Vigil-Schimmenti served in various positions until March 1983, when she was selected as command nurse, Headquarters Strategic Air Command, Offutt Air Force Base in Nebraska. In October 1985, Vigil-Schimmenti became the first Hispanic female to attain the rank of Brigadier General. She assumed the duties of Chief of the U. S. Air Force Nurse Corps, Office of the Surgeon General; Headquarters U.S. Air Force, Washington, D.C.

During her service years, Vigil-Schimmenti attended the Air War College and the Inter-Agency Institute.
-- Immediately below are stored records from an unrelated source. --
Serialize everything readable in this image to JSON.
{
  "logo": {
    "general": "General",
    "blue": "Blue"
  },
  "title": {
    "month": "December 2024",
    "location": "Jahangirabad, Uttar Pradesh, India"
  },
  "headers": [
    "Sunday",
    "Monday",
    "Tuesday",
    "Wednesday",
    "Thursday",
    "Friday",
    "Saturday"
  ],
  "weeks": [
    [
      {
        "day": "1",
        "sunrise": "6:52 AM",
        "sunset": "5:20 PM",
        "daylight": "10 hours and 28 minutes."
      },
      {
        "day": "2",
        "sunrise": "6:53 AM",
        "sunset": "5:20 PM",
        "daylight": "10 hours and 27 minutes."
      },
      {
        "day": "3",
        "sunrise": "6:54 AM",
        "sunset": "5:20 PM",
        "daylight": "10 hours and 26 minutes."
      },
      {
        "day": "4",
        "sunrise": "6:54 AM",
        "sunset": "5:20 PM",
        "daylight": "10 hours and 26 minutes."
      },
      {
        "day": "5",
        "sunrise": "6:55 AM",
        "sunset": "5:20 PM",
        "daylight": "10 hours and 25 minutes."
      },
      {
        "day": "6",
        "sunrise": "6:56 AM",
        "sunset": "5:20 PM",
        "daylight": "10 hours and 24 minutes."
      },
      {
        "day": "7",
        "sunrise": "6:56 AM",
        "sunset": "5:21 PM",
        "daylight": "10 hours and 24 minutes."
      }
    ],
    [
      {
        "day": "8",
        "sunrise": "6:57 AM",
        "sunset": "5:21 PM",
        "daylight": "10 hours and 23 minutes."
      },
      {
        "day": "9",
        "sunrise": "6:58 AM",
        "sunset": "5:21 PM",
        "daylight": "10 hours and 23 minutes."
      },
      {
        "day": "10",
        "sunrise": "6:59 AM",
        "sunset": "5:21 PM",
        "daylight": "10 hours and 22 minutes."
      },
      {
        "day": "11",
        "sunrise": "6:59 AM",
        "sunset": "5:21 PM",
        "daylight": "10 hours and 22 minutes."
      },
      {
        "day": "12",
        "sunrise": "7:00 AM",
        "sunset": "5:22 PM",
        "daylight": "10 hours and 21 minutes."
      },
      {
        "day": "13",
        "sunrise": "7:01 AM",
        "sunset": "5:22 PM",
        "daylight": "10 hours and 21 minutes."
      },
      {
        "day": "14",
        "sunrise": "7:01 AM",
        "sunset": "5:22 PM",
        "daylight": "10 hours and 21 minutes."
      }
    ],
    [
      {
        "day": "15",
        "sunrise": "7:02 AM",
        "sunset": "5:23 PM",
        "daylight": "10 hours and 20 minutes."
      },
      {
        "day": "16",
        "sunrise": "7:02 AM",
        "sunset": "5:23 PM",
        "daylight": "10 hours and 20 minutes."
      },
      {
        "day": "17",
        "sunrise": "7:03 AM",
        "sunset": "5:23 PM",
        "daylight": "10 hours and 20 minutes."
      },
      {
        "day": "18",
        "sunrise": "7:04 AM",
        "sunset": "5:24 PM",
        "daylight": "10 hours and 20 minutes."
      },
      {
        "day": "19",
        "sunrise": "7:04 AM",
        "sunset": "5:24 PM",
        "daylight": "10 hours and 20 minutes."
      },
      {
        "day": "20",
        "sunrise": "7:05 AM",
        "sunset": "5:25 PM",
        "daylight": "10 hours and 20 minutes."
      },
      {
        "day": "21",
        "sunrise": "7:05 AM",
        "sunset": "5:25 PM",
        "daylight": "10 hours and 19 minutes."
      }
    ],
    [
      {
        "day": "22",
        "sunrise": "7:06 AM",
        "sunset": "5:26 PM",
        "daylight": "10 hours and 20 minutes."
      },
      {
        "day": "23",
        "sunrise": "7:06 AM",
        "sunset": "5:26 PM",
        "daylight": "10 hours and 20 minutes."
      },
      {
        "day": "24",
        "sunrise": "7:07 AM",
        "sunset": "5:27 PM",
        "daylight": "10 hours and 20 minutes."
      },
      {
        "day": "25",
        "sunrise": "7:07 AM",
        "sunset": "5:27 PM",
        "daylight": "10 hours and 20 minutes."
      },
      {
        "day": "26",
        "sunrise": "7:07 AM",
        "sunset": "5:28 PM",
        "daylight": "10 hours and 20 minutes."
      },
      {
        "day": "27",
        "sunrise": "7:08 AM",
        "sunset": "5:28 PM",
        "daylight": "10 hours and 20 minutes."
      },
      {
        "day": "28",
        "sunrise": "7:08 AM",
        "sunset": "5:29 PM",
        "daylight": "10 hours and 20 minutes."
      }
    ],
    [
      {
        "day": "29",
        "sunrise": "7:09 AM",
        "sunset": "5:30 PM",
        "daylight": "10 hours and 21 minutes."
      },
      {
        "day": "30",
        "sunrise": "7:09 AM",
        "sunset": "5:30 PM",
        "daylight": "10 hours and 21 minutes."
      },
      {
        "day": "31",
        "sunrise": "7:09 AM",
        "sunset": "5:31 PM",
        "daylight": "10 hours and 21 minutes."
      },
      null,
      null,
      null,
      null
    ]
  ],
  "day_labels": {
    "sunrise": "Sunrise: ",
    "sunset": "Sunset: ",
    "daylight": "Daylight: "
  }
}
She retired from the Air Force on October 1, 1988.

===Awards and recognitions===
Among Brigadier General Carmelita Vigil-Schimmenti's decorations and medals were the following:
- Air Force Distinguished Service Medal
- Legion of Merit
- Meritorious Service Medal with oak leaf cluster,
- Air Force Commendation Medal
- National Defense Service Medal
- Armed Forces Expeditionary Medal
- Air Force Longevity Service Award Ribbon with five oak leaf clusters.
Badges:
- Flight Nurse Badge
- Air Force Medical Badge

==Later years==
After retiring from the service in 1988, Vigil-Schimmenti returned to Albuquerque with her husband, retired Marine Lieutenant Colonel Joseph A. Schimmenti. Vigil-Schimmenti is a member of the American Nurses Association, Texas Nurses Association, Association of Military Surgeons of the United States, National League for Nursing, Air Force Association and the Aerospace Medical Association.